So, this was a post in a baby group I’m in and it made me think about how Eriana was, and still is.
It also made me think about the way we do things and made me wonder why.
It’s taught in classes and by books and by health visitors and midwives that at around 6 months our babies should be in their own rooms. Or at least that’s how a lot of people understand the advice given.
The actual advice given is that for at least the first 6 months they should be in a room with parent/s for all sleeps.
Eriana is a year old in two weeks and not only does she still prefer to sleep on me for naps, she also still sleeps in our bed because in the early stages she literally would just scream unless she was on me or my partner.

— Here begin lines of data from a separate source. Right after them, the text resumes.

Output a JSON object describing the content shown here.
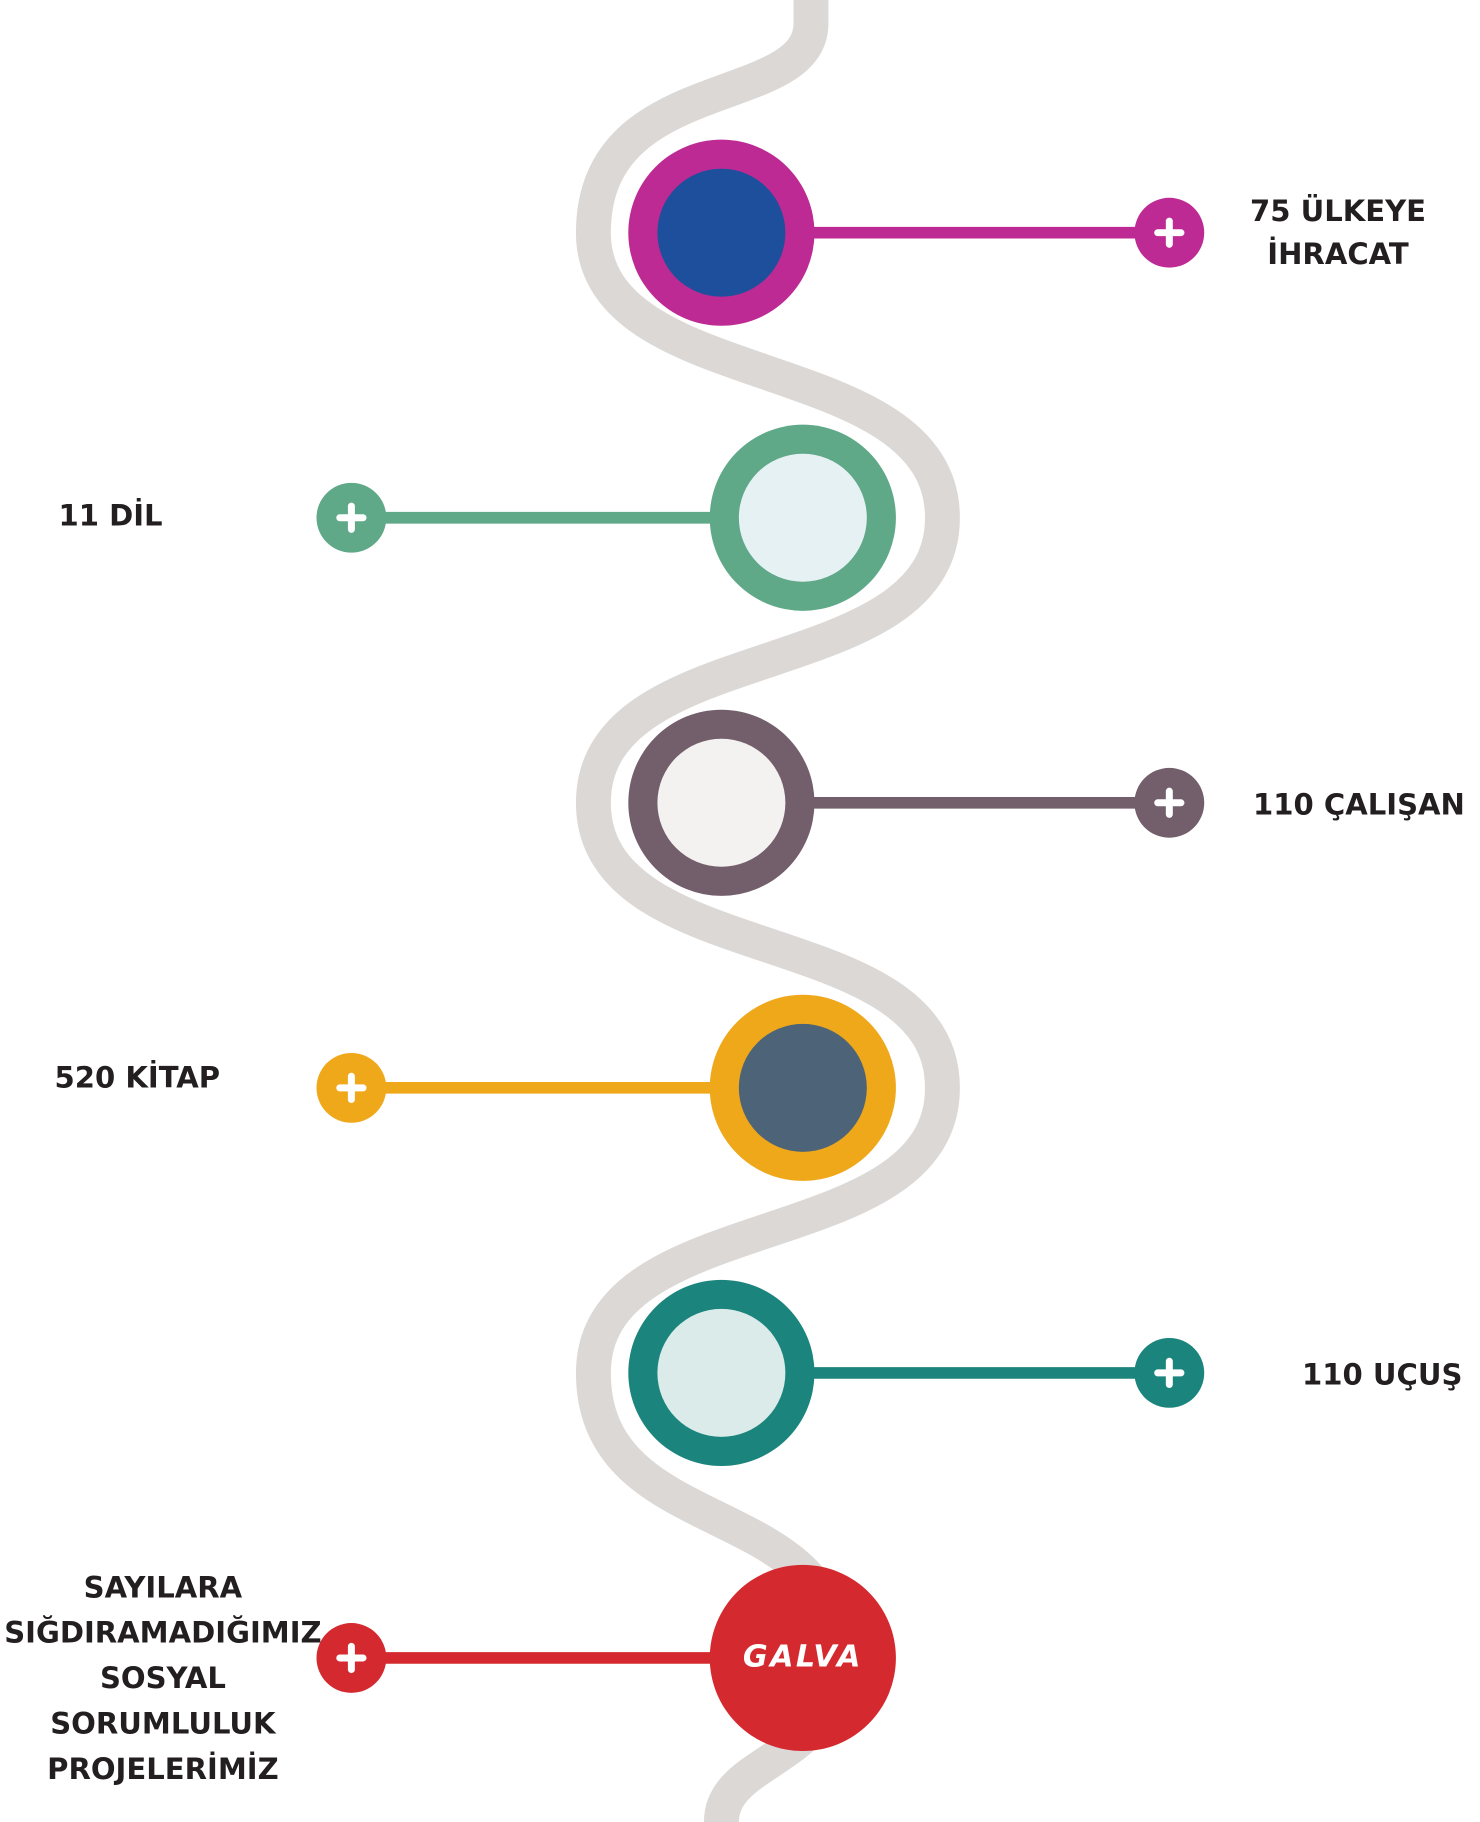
{
  "items": [
    {
      "label": [
        "75 ÜLKEYE",
        "İHRACAT"
      ]
    },
    {
      "label": [
        "11 DİL"
      ]
    },
    {
      "label": [
        "110 ÇALIŞAN"
      ]
    },
    {
      "label": [
        "520 KİTAP"
      ]
    },
    {
      "label": [
        "110 UÇUŞ"
      ]
    },
    {
      "label": [
        "SAYILARA",
        "SIĞDIRAMADIĞIMIZ",
        "SOSYAL",
        "SORUMLULUK",
        "PROJELERİMİZ"
      ],
      "logo": "GALVA"
    }
  ]
}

The poster asked ‘I’ve heard babys want to sleep only on you for the first 0-6 weeks. Is this true? Any tips for getting past this and getting baby to sleep alone?’
It was the wording that made me chuckle. Don’t get me wrong, the poor mum who’s posted this is only going by what she’s been told and this isn’t a dig at her at all.
But why on earth do we literally speed as fast as we can to chuck our baby’s away from us and into a room on their own so quickly. Why does our society (at least where I’m from) insist on baby’s being so independent for sleep so early. In my birth group, baby’s as young as 4 weeks old were being put in their own room away from their parents. Admittedly this is against NHS and the Lullaby Trust advice who state baby should be in a room with parents for at least the first 6 months, but I find even that a tad short.
Is it just me who finds it really unnatural to want to put their baby away from them so soon?
It’s a difficult one and I know a lot of people have vastly different opinions on the matter but to me it’s not natural to want to be away from your baby – especially at night.
Slings and baby carriers are what most people usually recommend for the day time but we never got on with those. Eriana used to scream in them. She didn’t want to be curled up around me, she wanted to be upright on me so she could see everything that was going on – but be as close to me as possible.
In the end I just learnt how to do almost everything one handed and I resigned myself to a lot of sitting down – when she naps now I can sometimes move her into her cot, say 50% of the time and other times I can move her into her toddler rocker chair.
There are phases obviously and as baby gets older it does get easier – although carefully lifting a one year old is much harder work on the arms!
My personal view is that if my baby wants to be close to me and is super clingy then I should be there.
Eriana will be moving into her own room sometime after her first birthday and tbh I can’t see there being many problems. She naps in her cot fine – when she allows me to move her.
I’m in no rush. I will miss the cuddles desperately.
What do you think about the way we do things? Do you think as a society we are in general too quick to push our baby’s away?